6. Sedekat Itu

715 116 28
                                    

Isela ... bahagia.

Sejak keluar dari gerbang kekaisaran, bibirnya tidak bisa berhenti tersenyum. Mata sembabnya yang menyipit terlihat menggelikan karena selalu tersenyum. Kekesalannya menguap bagai buih. Semua itu karena lelaki tampan bermata merah yang duduk di belakangnya. Satu tangan Lakhzlerion memacu tali kekang kuda, sedangkan tangan lainnya ... dada Isela berdebar-debar dengan pipi merona.

Kalau tidak merasakan satu tangan Lakhzlerion di perutnya, memeluknya dari belakang---menjaganya---Isela pasti mengira jika ini mimpi atau mungkin ia pasti berhalusinasi.

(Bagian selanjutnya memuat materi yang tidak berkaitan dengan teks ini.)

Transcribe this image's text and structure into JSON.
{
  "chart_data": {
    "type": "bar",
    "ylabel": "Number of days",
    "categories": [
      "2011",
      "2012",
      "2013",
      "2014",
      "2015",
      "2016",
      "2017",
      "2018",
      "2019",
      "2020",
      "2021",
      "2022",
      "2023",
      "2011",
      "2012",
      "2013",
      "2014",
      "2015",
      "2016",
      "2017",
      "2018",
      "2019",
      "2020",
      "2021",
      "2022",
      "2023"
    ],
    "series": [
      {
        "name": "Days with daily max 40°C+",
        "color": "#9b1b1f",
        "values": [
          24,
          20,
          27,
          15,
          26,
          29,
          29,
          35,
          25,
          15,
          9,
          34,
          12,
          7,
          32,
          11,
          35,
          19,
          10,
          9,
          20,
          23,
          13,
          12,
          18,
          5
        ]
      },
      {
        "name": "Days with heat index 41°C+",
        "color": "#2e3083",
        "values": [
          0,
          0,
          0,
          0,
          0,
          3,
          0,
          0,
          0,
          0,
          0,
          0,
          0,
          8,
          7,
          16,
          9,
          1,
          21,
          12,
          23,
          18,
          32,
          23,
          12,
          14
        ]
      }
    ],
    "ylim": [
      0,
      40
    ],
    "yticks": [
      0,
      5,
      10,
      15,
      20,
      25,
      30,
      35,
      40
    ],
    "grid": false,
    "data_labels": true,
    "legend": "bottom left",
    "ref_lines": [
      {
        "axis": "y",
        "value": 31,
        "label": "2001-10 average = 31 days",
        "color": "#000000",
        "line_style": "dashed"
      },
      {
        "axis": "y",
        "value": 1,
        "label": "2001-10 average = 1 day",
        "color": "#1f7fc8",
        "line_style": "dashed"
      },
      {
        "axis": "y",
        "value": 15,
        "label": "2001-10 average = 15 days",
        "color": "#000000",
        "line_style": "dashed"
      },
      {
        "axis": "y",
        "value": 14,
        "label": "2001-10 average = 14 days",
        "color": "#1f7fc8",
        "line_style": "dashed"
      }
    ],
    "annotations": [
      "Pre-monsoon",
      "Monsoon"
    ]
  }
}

Tapi, ini nyata.

Lakhzlerion bersamanya, di dekatnya.

Akhirnya, ia bisa berduaan dengan tunangannya dalam rentan waktu yang lama. Tidak ada Denada atau siapapun. Hanya ada mereka berdua. Kenyataan ini membuat Isela sangat bahagia.

Sesederhana itu kebahagiaannya.

Isela mengusap punggung tangan Lakhzlerion di perutnya dengan ekspresi lembut dan malu-malu. Tidak menyadari jika tubuh Lakhzlerion menegang karena sentuhannya. Menoleh ke samping, senyuman Isela semakin lebar dan manis. Baginya, Lakhzlerion selalu rupawan dalam ekspresi apa pun.

"Apa kataku," katanya puas.

"Huh?" Lakhzlerion mengernyit tanpa ikut menoleh. Dadanya berdebar saat merasakan wajah Isela berada di dekat pipinya. Sekali saja menoleh, bibirnya tidak akan suci lagi. Sepoi angin sore menerbangkan harum tubuh Isela yang lembut dan manis.

Entah kenapa, Lakhzlerion menyukainya.

"Setelah malam itu, kita akan sedekat itu dan sekarang ... kita sudah sedekat ini."

Malam itu---malam pertunangan mereka. Lakhzlerion mengartikan dalam hati.

"Ini salah satu buktinya," lanjut Isela. Mata kelabunya menatap wajah rupawan Lakhzlerion dengan dada berdebar. Namun, keningnya berkerut halus saat melihat ujung telinga Lakhzlerion memerah. Dari jarak sedekat ini, ia bisa melihatnya dengan jelas.

Seketika matanya berkilat cemas. "Apakah kau sakit, Lakhzlerion?"

"Tidak." Isela mengernyit dalam saat mendengar suara Lakhzlerion yang tiba-tiba serak. "Sebaiknya, kita berhenti dulu. Kau butuh istirahat, Lakhzlerion."

Lakhzlerion bergeming.

"Berhenti dulu, Lakhzlerion."

"Lakhzlerion! Kubilang 'berhenti dulu'!" Isela kesal saat Lakhzlerion tidak meresponsnya sama sekali.

"Diam, Nona Dielle."

"Isela! Panggil 'Isela'!"

"Diam, Isela," geram Lakhzlerion, nyaris frustasi. Tidakkah Isela sadar jika napas hangat perempuan itu di rahangnya sangat mengganggu?

Isela mengerucutkan bibir lucu. Saat kuda berpacu semakin cepat, matanya terpejam rapat.

"Takut, eh?" cibir Lakhzlerion. Saat merasakan punggung tangannya dicubit pelan. Sepertinya, Isela tidak sadar jika melakukannya. "Gerakan refleks yang ... manis."

"Huh? Kau mengatakan sesuatu?" Mata Isela terbuka dengan kening berkerut saat Lakhzlerion mengatakan sesuatu dengan nada berbisik.

Lakhzlerion berdehem. "Tidak. Kita sampai," katanya lega saat sampai di pasar Zerion.

Isela cemberut. Merasa kesal dengan waktu yang berjalan cepat saat mereka berduaan untuk pertama kalinya. Isela merentang tangan ke samping dengan manja saat Lakhzlerion sudah turun lebih dulu.

"Manja," cibir Lakhzlerion. Namun, tetap membantu Isela turun dari kuda dengan cara memeluknya.

Dari jarak sedekat ini, dada Lakhzlerion berdebar-debar. Ia semakin menyadari jika tunangannya itu cantik. Terlebih, dengan semburat merah di wajah yang tercipta karenanya. Sangat cantik. Bahkan saat kaki Isela sudah menginjak tanah, Lakhzlerion masih memeluknya dengan kepala menunduk---mengingat tinggi Isela hanya sebatas dadanya---agar bisa menatap mata kelabu ... yang entah sejak kapan menjadi kesukaannya itu lekat.